The rand, which hit a three-and-a-half-year low earlier this week, could strengthen over the short term, depending on how South Africa dealt with the current labour unrest, Absa Asset Management GM Craig Pheiffer said Thursday.
The ongoing strikes over higher wages in the mining and transport sectors saw the rand hitting R8.97/dollar on Monday.
But, in the longer term, Pheiffer expects a depreciating trend to continue and said the South African economy’s many challenges, including labour strikes and credit agency Moody’s recent downgrading of the country's government bond rating, contributed to a more negative outlook.
“Our economy needs a fiscal policy, but we do not have the ammunition to do this. Taxpayers cannot be burdened further,” Pheiffer noted.
He added that although the global economy had shown some improvement, recovery had been waning, with interest rates set to remain lower for longer.

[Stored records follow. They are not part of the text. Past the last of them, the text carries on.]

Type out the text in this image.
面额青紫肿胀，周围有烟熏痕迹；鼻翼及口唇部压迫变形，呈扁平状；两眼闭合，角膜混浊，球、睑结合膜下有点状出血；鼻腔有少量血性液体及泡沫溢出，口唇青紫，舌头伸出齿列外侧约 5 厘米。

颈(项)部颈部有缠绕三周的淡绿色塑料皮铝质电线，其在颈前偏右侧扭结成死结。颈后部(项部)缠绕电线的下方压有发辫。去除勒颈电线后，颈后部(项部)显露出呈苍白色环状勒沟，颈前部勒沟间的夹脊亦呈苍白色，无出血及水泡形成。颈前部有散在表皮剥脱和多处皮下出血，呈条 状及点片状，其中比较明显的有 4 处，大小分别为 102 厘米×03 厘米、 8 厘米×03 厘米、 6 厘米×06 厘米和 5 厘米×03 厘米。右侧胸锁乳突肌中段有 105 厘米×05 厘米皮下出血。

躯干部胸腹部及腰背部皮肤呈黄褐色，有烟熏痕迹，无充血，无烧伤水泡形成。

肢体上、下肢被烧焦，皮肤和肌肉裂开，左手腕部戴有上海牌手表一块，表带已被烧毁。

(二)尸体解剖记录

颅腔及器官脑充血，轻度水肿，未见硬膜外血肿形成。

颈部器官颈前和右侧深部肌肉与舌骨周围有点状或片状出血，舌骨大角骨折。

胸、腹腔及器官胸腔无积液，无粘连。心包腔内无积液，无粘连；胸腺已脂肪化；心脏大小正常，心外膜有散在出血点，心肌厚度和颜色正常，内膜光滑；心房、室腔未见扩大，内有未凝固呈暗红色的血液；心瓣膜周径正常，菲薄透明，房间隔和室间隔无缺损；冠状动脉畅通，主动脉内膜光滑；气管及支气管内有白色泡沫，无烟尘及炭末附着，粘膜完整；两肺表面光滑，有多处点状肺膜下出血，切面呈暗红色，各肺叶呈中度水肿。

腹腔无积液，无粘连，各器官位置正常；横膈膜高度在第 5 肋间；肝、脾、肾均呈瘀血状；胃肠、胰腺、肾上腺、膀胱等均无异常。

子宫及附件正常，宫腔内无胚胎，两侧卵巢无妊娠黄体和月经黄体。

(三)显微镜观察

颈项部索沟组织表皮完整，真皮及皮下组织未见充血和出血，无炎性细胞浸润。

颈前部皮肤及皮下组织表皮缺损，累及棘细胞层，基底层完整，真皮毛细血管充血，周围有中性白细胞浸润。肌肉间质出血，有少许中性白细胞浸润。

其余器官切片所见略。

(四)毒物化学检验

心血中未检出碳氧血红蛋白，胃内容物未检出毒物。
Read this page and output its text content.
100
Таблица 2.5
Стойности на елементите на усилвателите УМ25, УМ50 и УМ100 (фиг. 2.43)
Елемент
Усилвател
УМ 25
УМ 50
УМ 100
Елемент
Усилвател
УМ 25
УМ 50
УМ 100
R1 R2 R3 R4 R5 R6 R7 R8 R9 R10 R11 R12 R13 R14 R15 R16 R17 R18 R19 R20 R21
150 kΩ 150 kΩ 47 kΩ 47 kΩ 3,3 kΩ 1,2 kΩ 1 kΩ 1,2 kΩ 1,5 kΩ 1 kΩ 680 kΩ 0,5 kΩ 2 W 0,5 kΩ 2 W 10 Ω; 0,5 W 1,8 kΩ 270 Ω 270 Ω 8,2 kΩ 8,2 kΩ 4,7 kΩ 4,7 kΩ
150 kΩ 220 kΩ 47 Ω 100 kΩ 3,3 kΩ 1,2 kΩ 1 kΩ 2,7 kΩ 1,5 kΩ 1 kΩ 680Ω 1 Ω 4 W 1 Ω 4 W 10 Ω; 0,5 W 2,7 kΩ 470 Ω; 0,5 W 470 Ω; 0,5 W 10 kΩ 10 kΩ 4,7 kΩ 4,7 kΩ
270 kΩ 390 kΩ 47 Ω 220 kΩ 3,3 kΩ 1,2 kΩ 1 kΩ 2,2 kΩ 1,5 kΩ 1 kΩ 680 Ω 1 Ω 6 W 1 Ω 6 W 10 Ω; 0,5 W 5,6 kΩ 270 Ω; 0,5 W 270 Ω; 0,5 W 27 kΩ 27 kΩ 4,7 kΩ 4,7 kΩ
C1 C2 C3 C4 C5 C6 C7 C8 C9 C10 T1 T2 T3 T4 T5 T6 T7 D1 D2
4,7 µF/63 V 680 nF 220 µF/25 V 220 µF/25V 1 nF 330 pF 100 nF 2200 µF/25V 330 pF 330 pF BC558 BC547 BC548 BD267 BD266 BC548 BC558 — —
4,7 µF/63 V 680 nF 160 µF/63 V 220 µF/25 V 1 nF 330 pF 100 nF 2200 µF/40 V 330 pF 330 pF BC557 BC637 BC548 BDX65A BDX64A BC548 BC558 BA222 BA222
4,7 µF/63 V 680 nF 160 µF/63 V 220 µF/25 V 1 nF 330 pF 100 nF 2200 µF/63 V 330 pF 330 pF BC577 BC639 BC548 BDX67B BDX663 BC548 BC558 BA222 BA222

Absa investment analyst Christopher Gilmour noted that interest rates were in a “race to the bottom”. “In 2009, conventional wisdom saw US interest rates rising and those in the rest of the world following suit. But the reverse has happened,” he said.
Gilmour pointed out that local retail stocks were boosted by lower interest rates, and would benefit further, if interest rates continued to fall. However, a sustained weaker rand could negatively impact on retail stocks.
While the UK, Japan and US would be out of economic recession by the end of the year, Europe would not. Pheiffer said all the developed economies were forecast to be out of recession by 2013, although not too comfortably.
The Brazil, Russia, India, China and South Africa (Brics) group of countries’ gross domestic product (GDP) was expected to grow between 2012 and 2013, albeit slower than in previous years.
The South African Reserve Bank revised its 2012 growth forecast for South Africa’s GDP downwards from 2.9% in May to 2.6% in October, while it is forecasting economic growth of 3.4% for 2013.
Contributors to weaker GDP growth were retail sales (consumer spending), which showed a year-on-year decline of 4.2% between 2011 and 2012, manufacturing, which fell by 5.8% year-on-year, as well as a 6.7% year-on-year fall in mining production, brought on mainly by strike action.